Going Blind with Pliny the Elder.
Pliny The Elder And Blind Pig: Trophy Beers Within Everyone’s Grasp.
Tasting blind — be it beer, wine or smoked meat — tells us something we may not know about what we are tasting and also about ourselves. However, most of the time when I drink beer knowing where it was brewed and who brewed it enhances the experience. That may be true if you are pursuing the rare and exotic or if you are content with the familiar. [Via All About Beer and The Concourse]

How to Beer Blog.
The Secrets of Book Publishing.
Inside baseball, and well done. Your mileage may vary. You don’t really have to be as focused to blog as Boak & Baley suggest — at least I hope not, because I’m not — but it helps. And, thankfully, my experience with book publishing has been less stressful than Jeff Alworth’s.
[Via Boak & Bailey, and Beervana]

How to Make Your First Commercial Batch of Beer in 75 Easy Steps.
“56: Why did it just shut off? Why did it just stop and shut off?”
The second list here could be any of several “best” compilations published last week. I might have come to peace with the fact these lists exist but it doesn’t mean I am inclined to link to one. [Via Beer Flavored Ales]

Working with a living beer community

Tiah Edmunson-Morton, Oregon Hops & Brewing ArchivesThe March/April edition of DRAFT magazine has a lovely little story about Tiah Edmunson-Morton and the Oregon Hops & Brewing Archives. (Full disclosure: I wrote it.)

I’ve pointed to her Tumblr blog on several occasions, first because I thought you might be interested, and second, perhaps selfishly, because we need to encourage this sort of activity.

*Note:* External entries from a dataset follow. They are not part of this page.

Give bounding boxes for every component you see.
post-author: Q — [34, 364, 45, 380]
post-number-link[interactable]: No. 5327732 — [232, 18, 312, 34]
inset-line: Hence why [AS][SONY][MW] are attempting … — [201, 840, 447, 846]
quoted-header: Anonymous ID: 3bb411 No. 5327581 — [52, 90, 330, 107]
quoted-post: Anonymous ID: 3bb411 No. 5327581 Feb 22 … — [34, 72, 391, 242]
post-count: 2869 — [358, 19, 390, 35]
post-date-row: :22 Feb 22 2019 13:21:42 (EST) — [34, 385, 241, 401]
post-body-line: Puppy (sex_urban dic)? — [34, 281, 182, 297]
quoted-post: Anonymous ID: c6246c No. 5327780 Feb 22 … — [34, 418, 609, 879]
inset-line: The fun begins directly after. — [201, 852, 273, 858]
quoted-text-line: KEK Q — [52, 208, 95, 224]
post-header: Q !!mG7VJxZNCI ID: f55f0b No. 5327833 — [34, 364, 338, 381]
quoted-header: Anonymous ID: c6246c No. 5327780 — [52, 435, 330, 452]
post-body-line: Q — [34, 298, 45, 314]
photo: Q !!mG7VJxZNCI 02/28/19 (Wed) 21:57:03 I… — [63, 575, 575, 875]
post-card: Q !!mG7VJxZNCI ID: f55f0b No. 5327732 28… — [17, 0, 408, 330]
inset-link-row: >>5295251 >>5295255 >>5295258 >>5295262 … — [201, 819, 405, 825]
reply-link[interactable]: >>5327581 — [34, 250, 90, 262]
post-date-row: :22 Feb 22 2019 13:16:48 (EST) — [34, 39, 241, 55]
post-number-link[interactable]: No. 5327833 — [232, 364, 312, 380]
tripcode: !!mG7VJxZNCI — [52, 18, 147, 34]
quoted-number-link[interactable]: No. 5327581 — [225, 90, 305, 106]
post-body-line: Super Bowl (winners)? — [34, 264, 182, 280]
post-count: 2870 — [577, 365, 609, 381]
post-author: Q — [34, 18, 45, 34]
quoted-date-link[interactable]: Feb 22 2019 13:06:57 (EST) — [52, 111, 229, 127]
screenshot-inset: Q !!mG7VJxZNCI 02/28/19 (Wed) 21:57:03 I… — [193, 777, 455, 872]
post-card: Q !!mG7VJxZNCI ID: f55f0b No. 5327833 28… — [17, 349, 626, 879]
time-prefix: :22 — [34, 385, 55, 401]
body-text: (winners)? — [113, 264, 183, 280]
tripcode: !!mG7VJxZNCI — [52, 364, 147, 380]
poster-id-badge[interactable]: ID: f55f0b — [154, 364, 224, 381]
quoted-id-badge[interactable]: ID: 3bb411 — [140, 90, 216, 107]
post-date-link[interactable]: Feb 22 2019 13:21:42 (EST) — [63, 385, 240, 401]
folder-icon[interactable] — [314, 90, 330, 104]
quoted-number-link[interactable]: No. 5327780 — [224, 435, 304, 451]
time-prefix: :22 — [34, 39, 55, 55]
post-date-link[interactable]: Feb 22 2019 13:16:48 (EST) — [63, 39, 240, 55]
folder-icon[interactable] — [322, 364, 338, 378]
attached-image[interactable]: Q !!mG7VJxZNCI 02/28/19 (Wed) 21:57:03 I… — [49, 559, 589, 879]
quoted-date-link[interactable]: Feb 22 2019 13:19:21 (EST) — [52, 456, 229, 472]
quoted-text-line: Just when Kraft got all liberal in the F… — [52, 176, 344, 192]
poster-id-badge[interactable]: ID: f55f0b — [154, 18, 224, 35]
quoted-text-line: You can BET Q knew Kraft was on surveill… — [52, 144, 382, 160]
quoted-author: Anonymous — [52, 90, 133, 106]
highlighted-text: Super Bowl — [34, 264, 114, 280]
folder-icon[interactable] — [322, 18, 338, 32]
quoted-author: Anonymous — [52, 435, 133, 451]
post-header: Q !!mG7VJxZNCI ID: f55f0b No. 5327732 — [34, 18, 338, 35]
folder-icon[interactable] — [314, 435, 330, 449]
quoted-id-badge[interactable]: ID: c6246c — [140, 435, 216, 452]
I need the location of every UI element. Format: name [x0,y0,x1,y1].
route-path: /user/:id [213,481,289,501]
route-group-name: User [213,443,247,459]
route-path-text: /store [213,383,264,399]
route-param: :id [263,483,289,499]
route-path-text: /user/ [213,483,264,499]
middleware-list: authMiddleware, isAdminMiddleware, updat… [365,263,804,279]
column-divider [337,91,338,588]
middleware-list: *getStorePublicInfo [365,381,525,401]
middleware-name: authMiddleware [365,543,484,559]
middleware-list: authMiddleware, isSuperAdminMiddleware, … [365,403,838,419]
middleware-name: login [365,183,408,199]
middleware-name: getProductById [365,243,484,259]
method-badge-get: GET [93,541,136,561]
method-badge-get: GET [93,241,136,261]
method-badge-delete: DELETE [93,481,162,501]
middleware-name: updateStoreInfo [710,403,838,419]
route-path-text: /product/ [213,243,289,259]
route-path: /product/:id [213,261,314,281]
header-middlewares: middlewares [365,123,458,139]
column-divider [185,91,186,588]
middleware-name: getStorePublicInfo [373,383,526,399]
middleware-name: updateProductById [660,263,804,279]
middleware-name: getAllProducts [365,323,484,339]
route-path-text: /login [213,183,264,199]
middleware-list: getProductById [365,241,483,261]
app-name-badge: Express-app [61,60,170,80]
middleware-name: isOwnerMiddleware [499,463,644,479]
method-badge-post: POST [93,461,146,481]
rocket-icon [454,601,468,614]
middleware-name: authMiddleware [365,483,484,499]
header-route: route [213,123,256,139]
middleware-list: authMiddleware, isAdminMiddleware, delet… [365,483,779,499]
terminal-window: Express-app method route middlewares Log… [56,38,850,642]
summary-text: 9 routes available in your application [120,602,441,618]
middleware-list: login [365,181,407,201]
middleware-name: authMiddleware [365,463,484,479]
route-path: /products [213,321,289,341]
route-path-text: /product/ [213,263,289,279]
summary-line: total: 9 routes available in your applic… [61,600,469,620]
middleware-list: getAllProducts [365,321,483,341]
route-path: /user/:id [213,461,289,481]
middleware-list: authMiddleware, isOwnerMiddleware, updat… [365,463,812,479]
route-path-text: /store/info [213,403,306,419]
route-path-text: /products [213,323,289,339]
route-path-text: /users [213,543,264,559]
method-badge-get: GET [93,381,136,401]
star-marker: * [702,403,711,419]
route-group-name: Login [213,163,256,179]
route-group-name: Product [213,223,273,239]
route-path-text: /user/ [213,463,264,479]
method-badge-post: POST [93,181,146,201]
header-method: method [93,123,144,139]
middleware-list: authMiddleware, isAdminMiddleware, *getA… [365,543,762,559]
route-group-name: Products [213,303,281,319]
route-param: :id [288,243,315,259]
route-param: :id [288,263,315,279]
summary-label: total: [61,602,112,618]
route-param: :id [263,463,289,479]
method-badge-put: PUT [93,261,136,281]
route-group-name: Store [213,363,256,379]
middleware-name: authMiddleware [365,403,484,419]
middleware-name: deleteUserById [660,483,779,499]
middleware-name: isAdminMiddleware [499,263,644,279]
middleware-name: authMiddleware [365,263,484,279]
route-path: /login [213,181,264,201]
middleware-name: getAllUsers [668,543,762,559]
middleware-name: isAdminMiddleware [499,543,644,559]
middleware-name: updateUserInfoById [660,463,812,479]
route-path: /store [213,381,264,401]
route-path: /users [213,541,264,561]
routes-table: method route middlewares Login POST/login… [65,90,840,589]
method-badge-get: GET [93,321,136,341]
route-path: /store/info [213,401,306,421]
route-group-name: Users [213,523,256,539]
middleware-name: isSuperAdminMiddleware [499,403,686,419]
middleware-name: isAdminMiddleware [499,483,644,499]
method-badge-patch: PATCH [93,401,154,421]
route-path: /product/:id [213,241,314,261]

In one sense it is easier to collect history as it is happening; in another it is harder because you don’t know necessarily know what is going to be important.

Yesterday Alan McLeod wrote, “The interesting thing about the early bits of anything is how little data there is to work with.” Indeed.

So a couple of quotes from Edmunson-Morton (in case your copy of DRAFT hasn’t arrive in the mail):

“The ultimate irony is you can digitize it all, but how to you make sense out of it?”

“You are no longer dealing with people how have died and left their nice box of stuff. You are working with a living community. The power is not just records, but people’s memories. One person fills in a blank here, another person there.”

As I wrote in the story, OHBA makes too much sense to be one of a kind. But, to repeat myself, we need to encourage this sort of activity. Edmunson-Morton is already practicing what Paul Eisloeffel of the Nebraska State Historical Society calls holistic collecting, “thinking outside of the archives box” and gathering artifacts as well as historical documents. This doesn’t necessarily come naturally.

“Dealing with artifacts has always been a problem for standalone archives,” he said. He’s a proponent of the sort of proactive collecting Edmunson-Morton has begun. “It is important for archivists to be able to look at what’s happening in a culture and start collecting now. I really applaud her.”